During the meeting, Biden reiterated his support for Ukraine’s sovereignty and called for easing the situation and resuming diplomacy. The statement said: “The two presidents instructed their teams to follow up, and the United States will closely coordinate with allies and partners.”

The leaders of the two countries also discussed the long-term work of the United States and Russia on arms control, ransomware, and joint efforts on regional issues such as Iran.

Putin seeks to ensure that NATO will not allow Ukraine to become a member of this long-term alliance, which currently has 30 member states, including the United States, which fundamentally guarantees the military defense of the former Soviet Republic.

Although Biden rejected Putin’s “red lines” and expressed support for Ukraine’s territorial sovereignty, he has little interest in fully supporting his potential NATO membership. Although the President has been seeking to strengthen the Democratic Alliance, he seems to be cautious about the United States assuming additional global defense responsibilities because he focuses on supporting the US economy and repositioning the alliance around containing China.

But he hopes to dissuade Putin from escalating the brewing military conflict on the Russian-Ukrainian border. Before discussing with Putin, Biden held discussions with top European allies on Monday night about the profound economic sanctions that may be triggered by any invasion.

“The leaders emphasized their support for Ukraine’s sovereignty and territorial integrity,” the White House said in a statement summarizing the call. “They agreed that their team will maintain close contact, including consultations with NATO allies and EU partners, in a coordinated and comprehensive manner.”

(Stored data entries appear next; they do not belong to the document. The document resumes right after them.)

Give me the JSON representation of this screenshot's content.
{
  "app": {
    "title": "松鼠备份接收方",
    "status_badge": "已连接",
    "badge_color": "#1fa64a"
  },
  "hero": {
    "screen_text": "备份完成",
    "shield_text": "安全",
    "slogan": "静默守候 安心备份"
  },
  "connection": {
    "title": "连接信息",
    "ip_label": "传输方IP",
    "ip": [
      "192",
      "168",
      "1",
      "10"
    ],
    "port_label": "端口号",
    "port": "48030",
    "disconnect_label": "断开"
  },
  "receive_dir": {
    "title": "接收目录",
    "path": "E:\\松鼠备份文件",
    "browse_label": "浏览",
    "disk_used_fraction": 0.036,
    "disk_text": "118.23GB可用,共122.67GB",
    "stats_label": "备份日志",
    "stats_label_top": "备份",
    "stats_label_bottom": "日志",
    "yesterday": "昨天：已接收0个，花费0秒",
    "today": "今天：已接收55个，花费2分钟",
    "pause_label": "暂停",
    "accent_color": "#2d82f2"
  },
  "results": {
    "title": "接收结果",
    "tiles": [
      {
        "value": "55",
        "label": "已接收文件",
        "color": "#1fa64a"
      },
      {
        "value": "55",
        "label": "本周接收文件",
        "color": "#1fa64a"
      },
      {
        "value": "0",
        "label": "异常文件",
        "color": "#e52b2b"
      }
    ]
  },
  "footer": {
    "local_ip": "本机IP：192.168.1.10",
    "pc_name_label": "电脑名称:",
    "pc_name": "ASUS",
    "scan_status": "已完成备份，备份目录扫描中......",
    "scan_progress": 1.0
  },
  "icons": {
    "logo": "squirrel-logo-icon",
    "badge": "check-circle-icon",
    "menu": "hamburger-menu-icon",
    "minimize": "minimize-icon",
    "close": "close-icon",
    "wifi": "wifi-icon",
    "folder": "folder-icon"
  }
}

The White House said that for this reason, Biden plans to report to the four major European leaders on another conference call on Tuesday night to let allies understand the nature of his talks with Putin.

Ukraine gained independence after the collapse of the Soviet Union in 1991. Since then it has been seeking to strengthen its ties with Europe. After the pro-Russian Ukrainian President Viktor Yanukovych stepped down, Putin captured the Black Sea peninsula of Crimea in 2014, and tensions continued to rise.